The Atlantic Area Court Appointed Special Advocates and the Kiwanis Club organized a 5-kilometer run Saturday to raise money for the organizations’ causes. More than 100 runners participated.
CASA is a nonprofit that advocates for the best interests of abused and neglected children involved in juvenile-court deprivation proceedings. Advocates get to know the children they work with, and they speak to everyone involved in a child’s life, including family members, teachers, doctors, lawyers and social workers.
The information they gather and their recommendations help the court make informed decisions on a child’s future.
“Our volunteers have put in a collective 1,400 hours in the past year advocating for abused and neglected children,” Executive Director Petula Gomillion said. “They do it all out of the goodness of their hearts.”
Money raised at Saturday’s 5K will be used to train volunteers and fund the groups end-of-year banquet, during which members are recognized for their service. Each year, one member is named the volunteer of the year.
“It is so important to recognize their hard work,” Gomillion said. “Overall, the run is all about building awareness for what CASA does and recognizing our volunteers.”
The run also benefited the Kiwanis Club of Liberty County, an organization that helps youth understand the importance of reading. Throughout the year, volunteers read once a month to students in classrooms at the Liberty County Pre-K Center and other elementary schools. In the past, they have organized the Kiwanis Art and Talent Show and raised funds to support the Special Olympics.
“We teach the importance of reading all throughout Liberty County,” Kiwanis Club Director Margaret Van Houten said. “We also hand out books to elementary school children to encourage reading.”
The Kiwanis Club in Liberty County began in 2000 after Target provided a grant to promote the “Read a Book, Give a Book” campaign, she said.
The group has handed out free books across Liberty County from schools in Riceboro to Fort Stewart and everywhere in between.
The Kiwanis Club and CASA split the 5K entry fees, which were $30 per person, or $20 for those who registered early. Kiwanis’ portion will be used to buy more books for elementary-school children.
“We thought a 5K run would be a great way to get the community together, set a good run goal and to just have fun,” Van Houten said. “Plus, running is a great stress-reliever and work out.”
Some members of Bradwell Institute’s cross-country and track-and-field teams participated. The first to cross the finish line was senior Jacoby Hardy. The first female to cross the finish line was McKaylin Darsey, a sophomore at Bradwell. Hardy finished in 19 minutes, 11 seconds, and Darsey finished in 21 minutes, 20 seconds.
“I love running,” Darsey said. “It makes me feel free, and it helps me relieve stress when school gets tense.”
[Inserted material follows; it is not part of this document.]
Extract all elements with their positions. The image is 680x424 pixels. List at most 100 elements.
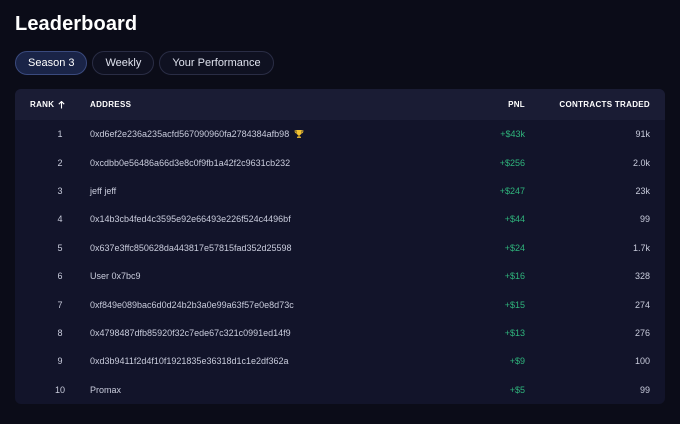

She runs cross country and track and field at Bradwell. She said she ran twice a day in the summer. Now that school is in session, she runs once a day.
“Our coach has us practice hard, but he always tells us to pay attention to our grades,” Darsey said. “He says that school comes first, and run come second.”
Darsey said she signed up for the 5K because she believes that supporting community events is important.
“My mom instilled in me that supporting the community is very important, and our family believes in what the Kiwanis and CASA organizations do for our community,” she said.